Até hoje não sei muito bem o que aconteceu, só sei que ela me mandou um áudio chorando e dizendo que iriam que se mudar naquele dia. Disse algo sobre morte e partir, mas não consegui entender. Mesmo depois de tanto tempo, ainda não tenho coragem de ouvir seu último áudio, seu choro cortante, as palavras atropeladas... No início, ouvia os áudios antigos e lia as longas conversas; com o tempo, passei a ouvir só os áudios felizes e agora me contento apenas em ver se ela fica online.

Mandava mensagem a cada 5 minutos, depois a cada 6 horas, depois a cada 7 dias. Nenhuma delas foram recebidas. Houveram momentos em que eu me dizia que ela havia me bloqueado por algum motivo desconhecido, mas sua foto no perfil me contradizia na mesma hora.

Claro que tentei ligar pra ela, mas a resposta foi tão frustrante quanto as mensagens não visualizadas. Ao invés de sua voz, ouvi uma voz robotizada de outra mulher dizendo que o celular estava desligado ou fora da área de cobertura. Também tentei contato por e-mail, tanto que tenho quase certeza de que meu e-mail foi considerado spammer. Sem resposta.

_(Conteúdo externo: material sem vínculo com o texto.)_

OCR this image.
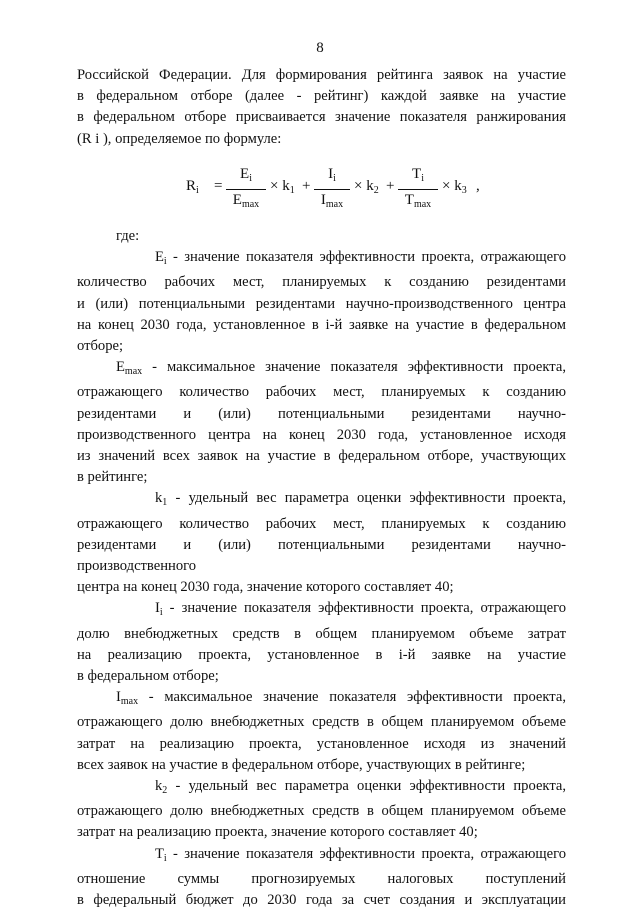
8
Российской Федерации. Для формирования рейтинга заявок на участие
в федеральном отборе (далее - рейтинг) каждой заявке на участие
в федеральном отборе присваивается значение показателя ранжирования
(R i ), определяемое по формуле:
$R_i$ =
$E_i$
$E_{max}$
× $k_1$ +
$I_i$
$I_{max}$
× $k_2$ +
$T_i$
$T_{max}$
× $k_3$ ,
где:
$E_i$ - значение показателя эффективности проекта, отражающего
количество рабочих мест, планируемых к созданию резидентами
и (или) потенциальными резидентами научно-производственного центра
на конец 2030 года, установленное в i-й заявке на участие в федеральном
отборе;
$E_{max}$ - максимальное значение показателя эффективности проекта,
отражающего количество рабочих мест, планируемых к созданию
резидентами и (или) потенциальными резидентами научно-
производственного центра на конец 2030 года, установленное исходя
из значений всех заявок на участие в федеральном отборе, участвующих
в рейтинге;
$k_1$ - удельный вес параметра оценки эффективности проекта,
отражающего количество рабочих мест, планируемых к созданию
резидентами и (или) потенциальными резидентами научно-производственного
центра на конец 2030 года, значение которого составляет 40;
$I_i$ - значение показателя эффективности проекта, отражающего
долю внебюджетных средств в общем планируемом объеме затрат
на реализацию проекта, установленное в i-й заявке на участие
в федеральном отборе;
$I_{max}$ - максимальное значение показателя эффективности проекта,
отражающего долю внебюджетных средств в общем планируемом объеме
затрат на реализацию проекта, установленное исходя из значений
всех заявок на участие в федеральном отборе, участвующих в рейтинге;
$k_2$ - удельный вес параметра оценки эффективности проекта,
отражающего долю внебюджетных средств в общем планируемом объеме
затрат на реализацию проекта, значение которого составляет 40;
$T_i$ - значение показателя эффективности проекта, отражающего
отношение суммы прогнозируемых налоговых поступлений
в федеральный бюджет до 2030 года за счет создания и эксплуатации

Nossos pais eram amigos muito próximos, tanto quanto nós duas, mas diferentemente de mim, eles não pareceram se importar. Minha irmã mais velha, Yonghee, não gostava muito dos pais da Gabriella, mas tinha um certo afeto por ela. Por mais que eu perguntasse a eles, sempre se resumiam a dizer que eles partiram. Indagava quase todos os dias se eles sabiam de algo que eu não sabia e ou me davam de ombros ou diziam que tínhamos que respeitar as escolhas deles. Eu até aceitaria se não fosse aquele áudio e como eles sumiram feito fumaça.

Falando assim, até parece que não tenho outros amigos, nem mesmo saio de casa. A verdade é que eu saio e muito com meus amigos, mas nenhum deles chega aos pés da minha (ex) melhor amiga (que sumiu sem deixar rastros). No início, minha família pensou que eu daria uma de Bella Swan em Lua Nova, toda deprimida e procurando perigo para preencher o vazio. Ao verem que eu prossegui sem a Gabs, me deram um pouco mais de liberdade e pararam de pedir pra que minha irmã me vigiasse. Yonghee é uma ótima companhia, mas só de pensar que ela estava servindo de X9, estragava um pouco a diversão.

Me forcei a sair do devaneio de lembranças passadas para dar a olhada diária no celular. Por um milésimo de segundo, poderia jurar que havia visto um "online" próximo ao seu nome. O coração deu uma batida mais forte e se acalmou ao ver que não havia nada de novo lá e que meus olhos haviam me pregado uma peça. Suspirei para acalmar e decidi encarar a piscina verde e mais um susto: onde havia uma água verde, estava uma água claríssima, revelando a cor original da piscina e alguns de seus adesivos de sakura. Próxima a ela, havia uma pessoa com um boné, todo de preto.

Não era ela e disso eu tinha certeza. O primeiro deles: duas coisas que ela mais odiava no mundo eram mulheres usando boné e montar o look todo em uma cor. Uma vez eu estava usando tudo verde e ela passou o dia me chamando de cacto. Para a minha infelicidade, perguntei o motivo de ser um cacto e não uma mera plantinha e ela disse que meu cabelo frizzado eram os espinhos. É nessas horas que eu queria aprender a viver sem entender do que pedir explicações do tipo, mas é automático.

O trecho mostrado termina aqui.